Richard Alston's touring
company always brings the promise of a programme that is both striking
and exhilarating.
Musically inspired, articulate and expressive,
Alston’s choreography continues to gather ever more enthusiastic
audiences each year.
"The audience for dance is building,"
he said.
"I think music is a
huge way of people relaxing and becoming involved in what the performers
are doing and becoming excited by the energy of what they do."
Alston is renowned for making dances that speak
directly about the expressiveness of movement and music and their
combined power to move and elate.
Spring tour 2004
For his latest tour, Alston's company has put together
a programme of three works in Grey Allegro, Shimmer and Brisk Singing.

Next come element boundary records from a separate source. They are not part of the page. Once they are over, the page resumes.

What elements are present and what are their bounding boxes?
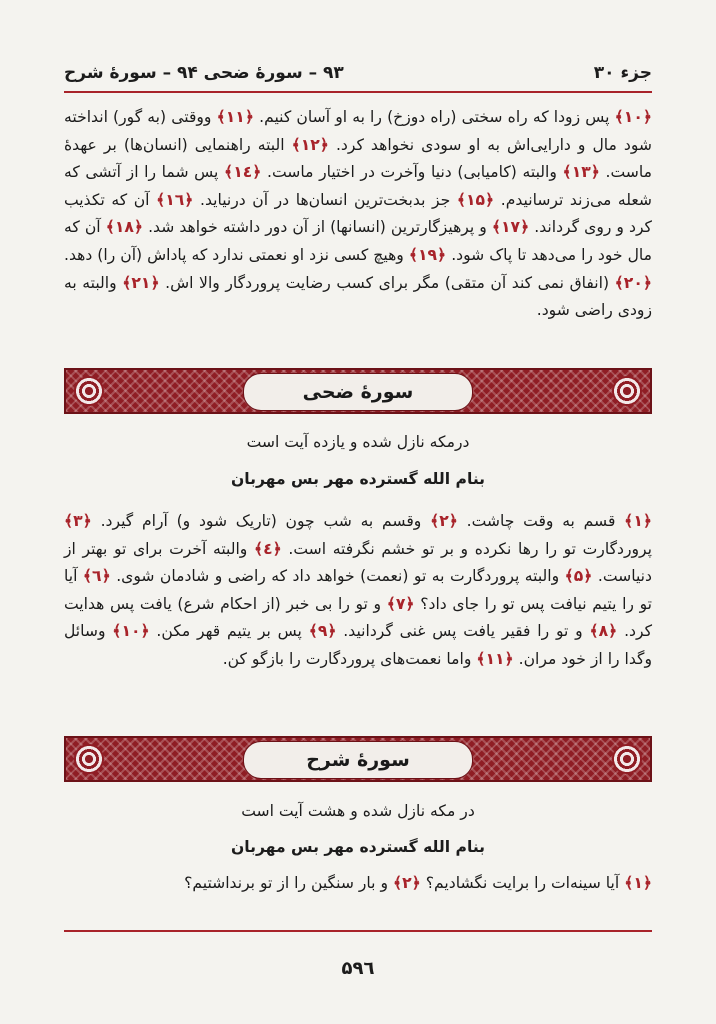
verse-number: ﴿۳﴾ [64,512,92,530]
verse-text: والبته (کامیابی) دنیا وآخرت در اختیار ماست. [267,163,557,182]
verse-text: جز بدبخت‌ترین انسان‌ها در آن درنیاید. [199,190,451,209]
verse-text: و تو را فقیر یافت پس غنی گردانید. [343,622,583,641]
surah-header-label: ۹۳ – سورۀ ضحی ۹۴ – سورۀ شرح [64,63,344,83]
verse-number: ﴿۷﴾ [386,594,415,613]
verse-text: ووقتی (به گور) انداخته شود مال و دارایی‌اش به او سودی نخواهد کرد. [64,108,652,154]
verse-text: وهیچ کسی نزد او نعمتی ندارد که پاداش (آن را) دهد. [64,245,404,264]
verse-number: ﴿۲﴾ [430,512,458,530]
verse-number: ﴿۱۹﴾ [408,245,447,264]
section-layl-end [64,104,652,325]
verse-number: ﴿٤﴾ [253,539,282,558]
verse-text: و تو را بی خبر (از احکام شرع) یافت پس هدایت کرد. [64,594,652,641]
verse-text: آیا تو را یتیم نیافت پس تو را جای داد؟ [64,567,652,613]
verse-text: البته راهنمایی (انسان‌ها) بر عهدۀ ماست. [64,135,652,182]
verse-number: ﴿٦﴾ [82,567,111,586]
verse-number: ﴿۵﴾ [564,567,593,586]
basmala: بنام الله گسترده مهر بس مهربان [230,470,486,488]
verse-text: وسائل وگدا را از خود مران. [64,622,652,668]
verse-number: ﴿۲۰﴾ [614,273,652,292]
verse-number: ﴿۲۱﴾ [122,273,160,292]
verse-number: ﴿۹﴾ [308,622,337,641]
verse-text: پس بر یتیم قهر مکن. [156,622,302,641]
surah-banner-duha [64,368,652,414]
verse-number: ﴿۱٦﴾ [156,190,194,209]
verse-text: وقسم به شب چون (تاریک شود و) آرام گیرد. [100,512,422,530]
verse-number: ﴿۱۳﴾ [562,163,600,182]
verse-number: ﴿۱۸﴾ [105,218,144,237]
rosette-ornament-icon [74,376,104,406]
rosette-ornament-icon [612,376,642,406]
verse-text: و بار سنگین را از تو برنداشتیم؟ [184,874,389,892]
verse-paragraph [64,104,652,325]
rosette-ornament-icon [74,744,104,774]
verse-text: آیا سینه‌ات را برایت نگشادیم؟ [425,874,620,892]
rosette-ornament-icon [612,744,642,774]
surah-title: سورۀ ضحی [243,373,473,411]
header-rule [64,91,652,93]
verse-number: ﴿۱۰﴾ [112,622,150,641]
verse-text: پس زودا که راه سختی (راه دوزخ) را به او آسان کنیم. [259,108,610,126]
surah-title: سورۀ شرح [243,741,473,779]
juz-label: جزء ۳۰ [593,63,652,83]
revelation-note: درمکه نازل شده و یازده آیت است [246,433,470,451]
surah-banner-sharh [64,736,652,782]
verse-number: ﴿۱۷﴾ [491,218,530,237]
verse-text: (انفاق نمی کند آن متقی) مگر برای کسب رضایت پروردگار والا اش. [165,273,610,292]
verse-number: ﴿۱۲﴾ [291,135,329,154]
verse-paragraph [64,870,652,898]
verse-text: قسم به وقت چاشت. [466,512,616,530]
verse-number: ﴿۱﴾ [624,512,652,530]
verse-number: ﴿۱۱﴾ [216,108,254,126]
verse-number: ﴿۱۰﴾ [614,108,652,126]
verse-number: ﴿۲﴾ [392,874,421,892]
verse-text: آن که تکذیب کرد و روی گرداند. [64,190,652,237]
verse-text: و پرهیزگارترین (انسانها) از آن دور داشته خواهد شد. [148,218,487,237]
section-duha [64,508,652,674]
verse-text: پس شما را از آتشی که شعله می‌زند ترسانیدم. [64,163,652,209]
verse-text: والبته آخرت برای تو بهتر از دنیاست. [64,539,652,586]
verse-text: والبته به زودی راضی شود. [64,273,652,320]
verse-text: والبته پروردگارت به تو (نعمت) خواهد داد که راضی و شادمان شوی. [116,567,560,586]
verse-text: واما نعمت‌های پروردگارت را بازگو کن. [222,649,472,668]
page-number: ۵۹٦ [341,958,375,979]
verse-text: آن که مال خود را می‌دهد تا پاک شود. [64,218,653,264]
page-header [64,58,652,88]
verse-number: ﴿۱۱﴾ [476,649,514,668]
section-sharh [64,870,652,898]
verse-number: ﴿۱﴾ [624,874,652,892]
revelation-note: در مکه نازل شده و هشت آیت است [241,802,475,820]
basmala: بنام الله گسترده مهر بس مهربان [230,838,486,856]
verse-number: ﴿۸﴾ [589,622,618,641]
footer-rule [64,930,652,932]
verse-paragraph [64,508,652,674]
verse-text: پروردگارت تو را رها نکرده و بر تو خشم نگرفته است. [288,539,652,558]
verse-number: ﴿۱٤﴾ [224,163,262,182]
verse-number: ﴿۱۵﴾ [456,190,495,209]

Shimmer featuring Jonathan Goddard and Ino Rigga.
Picture: Tristram Kenton |
"We try and have a variety of music in the
programme," explained Alston.
The sharp clean moves and sunny temperament of
Shimmer are accompanied by the sun-drenched music of Maurice Ravel.
Played live by virtuoso pianist Jason Ridgway,
Ravel's piano pieces balance lush impressionism with classical form.
British fashion designer Julien Macdonald has designed
the costumes for this piece, a designer who keeps British fashion's
name up in lights as a maestro of glitz and glam, and as artistic
director of Givenchy in Paris.
Grey Allegro
Choreographed by Alston's long time colleague,
company dancer Martin Lawrence, Grey Allegro is driven by the feisty
vigour of Domenico Scarletti's Sonatas for keyboards.
They are complex and zippy and are played live
by Jason Ridgway. This is the first time in the company's history
that another choreographer's work has been introduced to the repertoire.
The programme also includes the revival of one
of Richard Alston's biggest hits of recent years, Brisk Singing.
The music is from the opera Les Boréades by baroque
genius Jean-Philippe Rameau. The movement in this piece is glorious,
with limbs flung high and wide. An expansive and beautifully crafted
work that sends audiences away with a smile.
Alston admits, he's pleased to bring his company
to Norwich as there's always an appreciative audience.
"At theatre's like the
Theatre Royal in Norwich they actually come up to us at the end
of the show and tell us how much they've loved it," he said.